About Data Preparation

You can transform and enrich the data that you're preparing for analysis.

Tutorial icon Tutorial

When you create a project and add a data set to it, the data undergoes column level profiling that runs on a representative sample of the data. After profiling the data, you can implement transformation and enrichment recommendations provided for the recognizable columns in the data set.
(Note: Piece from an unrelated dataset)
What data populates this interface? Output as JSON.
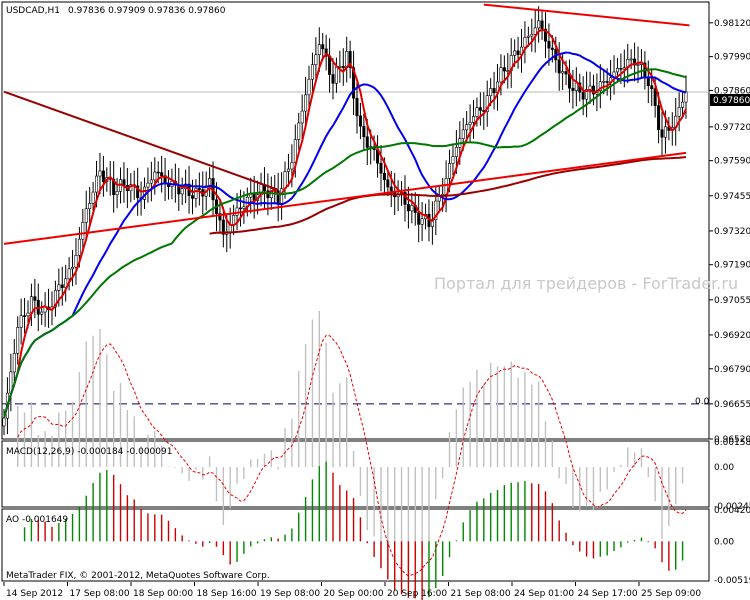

The following types of recommendations are provided to perform single-click transforms and enrichments on the data:

  • Global positioning system enrichments such as latitude and longitude for cities or zip codes.
  • Reference-based enrichments, for example, adding gender using on the person’s first name as the attribute for make the gender decision.
  • Column concatenations, for example, adding a column with the person’s first and last name.
  • Part extractions, for example, separating out the house number from the street name in an address.
  • Semantic extractions, for example, separating out information from a recognized semantic type such as domain from an email address.
  • Date part extractions, for example, separating out the day of week from a date that uses a month, day, year format to make the data more useful in the visualizations.
  • Full and partial obfuscation or masking of detected sensitive fields.
  • Recommendations to delete columns containing detected sensitive fields.
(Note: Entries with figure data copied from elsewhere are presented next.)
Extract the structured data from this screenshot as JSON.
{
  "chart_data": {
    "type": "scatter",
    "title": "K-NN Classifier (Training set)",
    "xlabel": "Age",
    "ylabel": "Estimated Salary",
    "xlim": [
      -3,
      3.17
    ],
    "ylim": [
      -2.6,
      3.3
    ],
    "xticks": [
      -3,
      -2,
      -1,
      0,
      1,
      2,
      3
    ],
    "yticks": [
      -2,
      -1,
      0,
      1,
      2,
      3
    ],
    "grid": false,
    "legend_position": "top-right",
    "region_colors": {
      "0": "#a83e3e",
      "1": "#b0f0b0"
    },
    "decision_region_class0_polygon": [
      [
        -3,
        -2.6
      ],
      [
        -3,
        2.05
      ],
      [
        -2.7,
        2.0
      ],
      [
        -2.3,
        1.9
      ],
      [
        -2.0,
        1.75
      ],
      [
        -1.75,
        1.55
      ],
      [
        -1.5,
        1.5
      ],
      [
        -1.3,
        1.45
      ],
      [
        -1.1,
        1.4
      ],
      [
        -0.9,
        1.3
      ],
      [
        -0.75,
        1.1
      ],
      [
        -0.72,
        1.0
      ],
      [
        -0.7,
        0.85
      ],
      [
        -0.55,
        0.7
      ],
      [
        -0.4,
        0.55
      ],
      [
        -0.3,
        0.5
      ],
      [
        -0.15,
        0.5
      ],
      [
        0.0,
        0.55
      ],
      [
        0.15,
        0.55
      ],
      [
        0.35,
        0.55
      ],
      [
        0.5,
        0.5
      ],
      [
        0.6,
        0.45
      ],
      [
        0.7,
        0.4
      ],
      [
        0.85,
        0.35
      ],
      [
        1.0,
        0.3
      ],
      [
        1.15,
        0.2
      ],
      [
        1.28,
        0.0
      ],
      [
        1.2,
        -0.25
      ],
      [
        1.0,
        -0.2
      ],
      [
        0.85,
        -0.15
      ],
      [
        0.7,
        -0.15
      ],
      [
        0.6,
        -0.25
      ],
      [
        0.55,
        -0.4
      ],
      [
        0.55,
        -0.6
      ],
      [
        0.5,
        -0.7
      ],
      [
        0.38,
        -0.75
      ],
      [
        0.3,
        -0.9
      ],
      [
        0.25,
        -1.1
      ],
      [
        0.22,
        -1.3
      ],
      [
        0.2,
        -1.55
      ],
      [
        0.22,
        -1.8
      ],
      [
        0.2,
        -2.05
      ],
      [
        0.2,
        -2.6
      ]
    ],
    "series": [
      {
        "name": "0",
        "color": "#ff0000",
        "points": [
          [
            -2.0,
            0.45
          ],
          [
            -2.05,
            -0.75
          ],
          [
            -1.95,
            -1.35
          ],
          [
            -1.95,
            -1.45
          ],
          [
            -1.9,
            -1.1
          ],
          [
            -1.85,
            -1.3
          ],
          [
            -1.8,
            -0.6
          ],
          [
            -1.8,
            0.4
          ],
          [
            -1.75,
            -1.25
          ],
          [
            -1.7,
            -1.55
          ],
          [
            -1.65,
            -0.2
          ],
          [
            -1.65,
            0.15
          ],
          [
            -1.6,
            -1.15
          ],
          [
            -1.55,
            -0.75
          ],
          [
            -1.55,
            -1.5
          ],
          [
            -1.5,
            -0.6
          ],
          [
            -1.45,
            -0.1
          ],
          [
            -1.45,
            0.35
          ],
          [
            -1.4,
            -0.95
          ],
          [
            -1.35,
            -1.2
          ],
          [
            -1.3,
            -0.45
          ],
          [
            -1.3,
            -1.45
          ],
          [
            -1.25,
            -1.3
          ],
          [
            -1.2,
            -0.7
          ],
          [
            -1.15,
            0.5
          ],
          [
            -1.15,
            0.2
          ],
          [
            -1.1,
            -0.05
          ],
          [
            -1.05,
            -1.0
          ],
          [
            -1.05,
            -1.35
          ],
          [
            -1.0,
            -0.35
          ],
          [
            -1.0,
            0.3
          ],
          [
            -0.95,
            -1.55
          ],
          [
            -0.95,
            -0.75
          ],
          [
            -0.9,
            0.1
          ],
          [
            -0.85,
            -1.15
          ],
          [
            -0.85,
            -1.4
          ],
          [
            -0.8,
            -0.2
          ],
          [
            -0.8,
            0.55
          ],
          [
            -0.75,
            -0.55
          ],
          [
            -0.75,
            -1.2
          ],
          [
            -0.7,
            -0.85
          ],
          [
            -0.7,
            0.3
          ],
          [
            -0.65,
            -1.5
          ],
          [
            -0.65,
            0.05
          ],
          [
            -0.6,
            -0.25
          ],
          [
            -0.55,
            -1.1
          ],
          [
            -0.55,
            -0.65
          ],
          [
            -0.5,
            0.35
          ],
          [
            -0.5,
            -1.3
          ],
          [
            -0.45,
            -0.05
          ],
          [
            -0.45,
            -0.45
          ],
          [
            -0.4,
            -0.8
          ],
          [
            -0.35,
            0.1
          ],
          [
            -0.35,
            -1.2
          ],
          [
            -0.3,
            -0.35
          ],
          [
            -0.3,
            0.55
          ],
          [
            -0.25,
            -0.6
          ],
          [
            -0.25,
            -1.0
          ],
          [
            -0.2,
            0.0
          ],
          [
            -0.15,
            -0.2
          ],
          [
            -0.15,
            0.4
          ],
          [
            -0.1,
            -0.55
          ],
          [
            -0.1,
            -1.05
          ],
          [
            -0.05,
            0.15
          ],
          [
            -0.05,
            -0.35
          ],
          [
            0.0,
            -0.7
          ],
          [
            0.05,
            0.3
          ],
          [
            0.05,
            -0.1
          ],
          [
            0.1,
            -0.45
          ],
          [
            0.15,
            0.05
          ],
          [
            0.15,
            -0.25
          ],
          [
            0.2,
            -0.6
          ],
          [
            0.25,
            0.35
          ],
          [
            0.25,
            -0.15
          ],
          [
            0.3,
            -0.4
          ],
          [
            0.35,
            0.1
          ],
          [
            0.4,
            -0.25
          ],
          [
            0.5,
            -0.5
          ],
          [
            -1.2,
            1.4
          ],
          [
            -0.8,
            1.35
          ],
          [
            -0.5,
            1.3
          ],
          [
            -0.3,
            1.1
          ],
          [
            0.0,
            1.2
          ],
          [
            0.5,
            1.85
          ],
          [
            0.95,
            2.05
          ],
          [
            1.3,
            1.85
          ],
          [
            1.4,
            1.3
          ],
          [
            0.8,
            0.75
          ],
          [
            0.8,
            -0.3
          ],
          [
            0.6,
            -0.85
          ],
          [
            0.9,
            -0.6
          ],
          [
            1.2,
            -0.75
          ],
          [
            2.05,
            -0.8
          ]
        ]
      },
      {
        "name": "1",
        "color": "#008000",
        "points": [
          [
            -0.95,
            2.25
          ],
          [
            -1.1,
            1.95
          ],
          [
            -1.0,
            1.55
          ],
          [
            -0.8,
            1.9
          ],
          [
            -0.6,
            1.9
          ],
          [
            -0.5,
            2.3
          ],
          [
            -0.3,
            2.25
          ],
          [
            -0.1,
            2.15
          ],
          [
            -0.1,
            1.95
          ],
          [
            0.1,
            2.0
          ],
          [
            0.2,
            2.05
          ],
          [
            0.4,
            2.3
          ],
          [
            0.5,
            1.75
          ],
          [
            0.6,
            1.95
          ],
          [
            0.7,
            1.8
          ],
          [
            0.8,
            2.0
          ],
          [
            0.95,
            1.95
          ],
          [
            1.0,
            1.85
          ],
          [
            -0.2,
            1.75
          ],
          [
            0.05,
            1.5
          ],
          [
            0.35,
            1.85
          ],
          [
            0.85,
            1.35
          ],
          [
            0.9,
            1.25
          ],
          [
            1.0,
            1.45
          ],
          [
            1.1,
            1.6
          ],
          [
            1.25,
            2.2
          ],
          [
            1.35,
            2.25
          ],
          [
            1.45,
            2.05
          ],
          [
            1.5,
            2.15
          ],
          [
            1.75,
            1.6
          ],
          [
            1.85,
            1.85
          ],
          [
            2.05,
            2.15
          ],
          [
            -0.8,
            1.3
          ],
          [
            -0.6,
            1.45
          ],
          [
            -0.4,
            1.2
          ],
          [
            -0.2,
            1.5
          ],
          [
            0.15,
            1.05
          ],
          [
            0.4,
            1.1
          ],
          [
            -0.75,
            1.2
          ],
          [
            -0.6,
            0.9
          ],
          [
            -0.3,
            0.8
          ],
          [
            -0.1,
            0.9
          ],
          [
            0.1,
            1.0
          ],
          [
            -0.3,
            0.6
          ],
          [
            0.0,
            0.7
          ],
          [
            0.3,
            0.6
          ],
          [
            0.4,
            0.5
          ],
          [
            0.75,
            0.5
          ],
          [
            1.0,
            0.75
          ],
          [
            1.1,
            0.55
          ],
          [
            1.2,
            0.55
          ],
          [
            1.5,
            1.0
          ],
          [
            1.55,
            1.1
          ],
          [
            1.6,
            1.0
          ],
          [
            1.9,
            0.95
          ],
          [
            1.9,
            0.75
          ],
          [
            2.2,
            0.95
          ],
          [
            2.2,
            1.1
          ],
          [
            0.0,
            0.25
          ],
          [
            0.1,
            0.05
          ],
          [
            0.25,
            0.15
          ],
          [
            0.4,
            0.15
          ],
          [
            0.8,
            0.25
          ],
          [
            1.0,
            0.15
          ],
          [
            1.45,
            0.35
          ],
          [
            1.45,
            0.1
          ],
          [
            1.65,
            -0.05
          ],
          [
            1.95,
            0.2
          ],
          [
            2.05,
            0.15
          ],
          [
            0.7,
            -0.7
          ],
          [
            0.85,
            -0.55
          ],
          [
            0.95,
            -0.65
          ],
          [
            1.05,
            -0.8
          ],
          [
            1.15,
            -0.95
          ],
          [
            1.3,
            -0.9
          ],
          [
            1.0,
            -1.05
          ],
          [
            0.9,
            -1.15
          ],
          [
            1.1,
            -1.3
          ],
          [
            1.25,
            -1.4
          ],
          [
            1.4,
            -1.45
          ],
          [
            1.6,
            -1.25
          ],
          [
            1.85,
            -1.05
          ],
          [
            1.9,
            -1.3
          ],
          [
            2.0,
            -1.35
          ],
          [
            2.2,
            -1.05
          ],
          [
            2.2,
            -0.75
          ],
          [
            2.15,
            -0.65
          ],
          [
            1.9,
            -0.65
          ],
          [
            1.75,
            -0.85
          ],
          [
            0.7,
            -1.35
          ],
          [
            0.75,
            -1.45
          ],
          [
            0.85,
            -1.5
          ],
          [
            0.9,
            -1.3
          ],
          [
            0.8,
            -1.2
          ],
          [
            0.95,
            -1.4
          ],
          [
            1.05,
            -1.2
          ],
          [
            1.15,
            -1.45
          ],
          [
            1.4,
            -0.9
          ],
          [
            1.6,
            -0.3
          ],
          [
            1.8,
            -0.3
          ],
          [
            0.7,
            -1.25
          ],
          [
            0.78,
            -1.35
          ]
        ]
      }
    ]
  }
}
You can use and configure a wide range of data transformations from the column’s Options menu. See Transform Data Using Column Menu Options.

When you transform data, a step is automatically added to the Preparation Script pane. A blue dot indicates that Apply Script hasn't been executed. After applying the script, you can make additional changes to the data set, or you can create a project, or click Visualize to begin your analysis.

As each transformation and enrichment change is applied to the data, you can review the changes. You can also compare the data changes with the original source data verify that the changes are correct.

The data transformation and enrichment changes that you apply to a data set affect all projects and data flows that use the same data set. When you open the project that shares the data set, a message appears indicating that the project uses updated data. You can create a data set from the original source that doesn’t contain the data preparation changes. When you refresh the data in a data set, the preparation script changes are automatically applied to the refreshed data.